The author of the classic American novel To Kill A Mockingbird has sued a literary agent whom she says tricked her into assigning him the copyright on the book.
Harper Lee says Samuel Pinkus took advantage of her failing hearing and eyesight to transfer the rights and has not responded to licence requests.
Since first being published in 1960, To Kill A Mockingbird has sold more than 30 million copies.
It's the only published book by Ms Lee, who is now 87. A resident all her life of Monroeville, Alabama - on which the fictional town of Maycomb in the novel is based - she is rarely seen in public and declines nearly all interview requests.
In the lawsuit, she alleges that when her long-time literary agent, Eugene Winick, became ill in 2002, his son-in-law, Mr Pinkus, switched several of Mr Winick's clients to his own company.

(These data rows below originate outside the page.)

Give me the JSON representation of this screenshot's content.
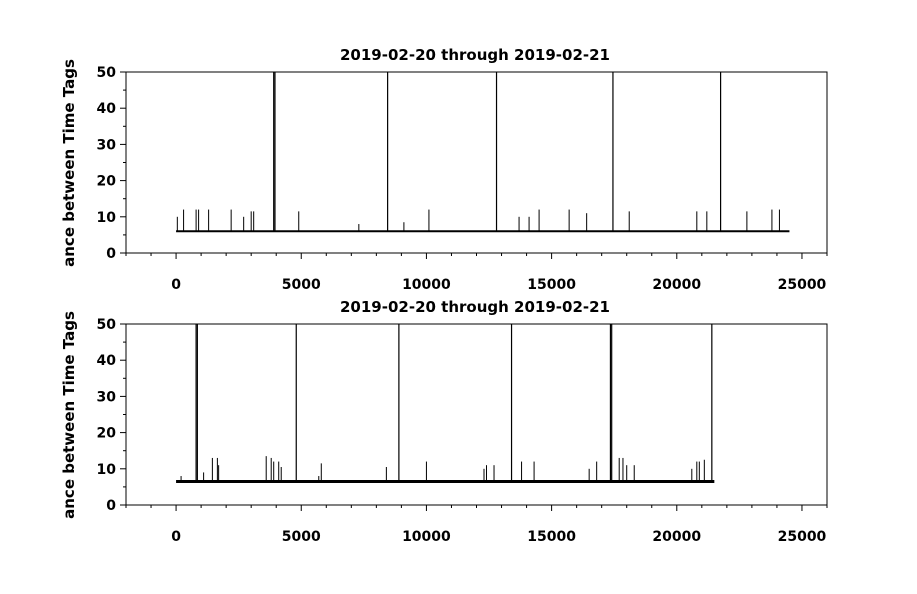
{
  "chart_data": [
    {
      "type": "line",
      "title": "2019-02-20 through 2019-02-21",
      "ylabel": "ance between Time Tags",
      "xlabel": "",
      "xlim": [
        -2000,
        26000
      ],
      "ylim": [
        0,
        50
      ],
      "xticks": [
        0,
        5000,
        10000,
        15000,
        20000,
        25000
      ],
      "yticks": [
        0,
        10,
        20,
        30,
        40,
        50
      ],
      "x_range": [
        0,
        24500
      ],
      "baseline": 6,
      "spikes": [
        {
          "x": 50,
          "y": 10
        },
        {
          "x": 300,
          "y": 12
        },
        {
          "x": 800,
          "y": 12
        },
        {
          "x": 900,
          "y": 12
        },
        {
          "x": 1300,
          "y": 12
        },
        {
          "x": 2200,
          "y": 12
        },
        {
          "x": 2700,
          "y": 10
        },
        {
          "x": 3000,
          "y": 11.5
        },
        {
          "x": 3100,
          "y": 11.5
        },
        {
          "x": 3900,
          "y": 50
        },
        {
          "x": 3950,
          "y": 50
        },
        {
          "x": 4900,
          "y": 11.5
        },
        {
          "x": 7300,
          "y": 8
        },
        {
          "x": 8450,
          "y": 50
        },
        {
          "x": 9100,
          "y": 8.5
        },
        {
          "x": 10100,
          "y": 12
        },
        {
          "x": 12800,
          "y": 50
        },
        {
          "x": 13700,
          "y": 10
        },
        {
          "x": 14100,
          "y": 10
        },
        {
          "x": 14500,
          "y": 12
        },
        {
          "x": 15700,
          "y": 12
        },
        {
          "x": 16400,
          "y": 11
        },
        {
          "x": 17450,
          "y": 50
        },
        {
          "x": 18100,
          "y": 11.5
        },
        {
          "x": 20800,
          "y": 11.5
        },
        {
          "x": 21200,
          "y": 11.5
        },
        {
          "x": 21750,
          "y": 50
        },
        {
          "x": 22800,
          "y": 11.5
        },
        {
          "x": 23800,
          "y": 12
        },
        {
          "x": 24100,
          "y": 12
        }
      ]
    },
    {
      "type": "line",
      "title": "2019-02-20 through 2019-02-21",
      "ylabel": "ance between Time Tags",
      "xlabel": "",
      "xlim": [
        -2000,
        26000
      ],
      "ylim": [
        0,
        50
      ],
      "xticks": [
        0,
        5000,
        10000,
        15000,
        20000,
        25000
      ],
      "yticks": [
        0,
        10,
        20,
        30,
        40,
        50
      ],
      "x_range": [
        0,
        21500
      ],
      "baseline": 6.5,
      "spikes": [
        {
          "x": 200,
          "y": 8
        },
        {
          "x": 800,
          "y": 50
        },
        {
          "x": 850,
          "y": 50
        },
        {
          "x": 1100,
          "y": 9
        },
        {
          "x": 1450,
          "y": 13
        },
        {
          "x": 1650,
          "y": 13
        },
        {
          "x": 1700,
          "y": 11
        },
        {
          "x": 3600,
          "y": 13.5
        },
        {
          "x": 3800,
          "y": 13
        },
        {
          "x": 3900,
          "y": 12
        },
        {
          "x": 4100,
          "y": 12
        },
        {
          "x": 4200,
          "y": 10.5
        },
        {
          "x": 4800,
          "y": 50
        },
        {
          "x": 5700,
          "y": 8
        },
        {
          "x": 5800,
          "y": 11.5
        },
        {
          "x": 8400,
          "y": 10.5
        },
        {
          "x": 8900,
          "y": 50
        },
        {
          "x": 10000,
          "y": 12
        },
        {
          "x": 12300,
          "y": 10
        },
        {
          "x": 12400,
          "y": 11
        },
        {
          "x": 12700,
          "y": 11
        },
        {
          "x": 13400,
          "y": 50
        },
        {
          "x": 13800,
          "y": 12
        },
        {
          "x": 14300,
          "y": 12
        },
        {
          "x": 16500,
          "y": 10
        },
        {
          "x": 16800,
          "y": 12
        },
        {
          "x": 17350,
          "y": 50
        },
        {
          "x": 17400,
          "y": 50
        },
        {
          "x": 17700,
          "y": 13
        },
        {
          "x": 17850,
          "y": 13
        },
        {
          "x": 18000,
          "y": 11
        },
        {
          "x": 18300,
          "y": 11
        },
        {
          "x": 20600,
          "y": 10
        },
        {
          "x": 20800,
          "y": 12
        },
        {
          "x": 20900,
          "y": 12
        },
        {
          "x": 21100,
          "y": 12.5
        },
        {
          "x": 21400,
          "y": 50
        }
      ]
    }
  ]
}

He is alleged to have done so in order to secure himself "irrevocable" interest in the income derived from the book.
It is further alleged that he failed to respond to offers on e-book rights and a request for assistance related to the book's 50th anniversary.
The lawsuit bids the court to assign any rights in the book owned by Mr Pinkus to Ms Lee and asks that she be returned any commission he took from 2007 onwards.
Set in Depression-era small-town Alabama, To Kill A Mockingbird tells the story of a lawyer who defends a black man accused of raping a white woman.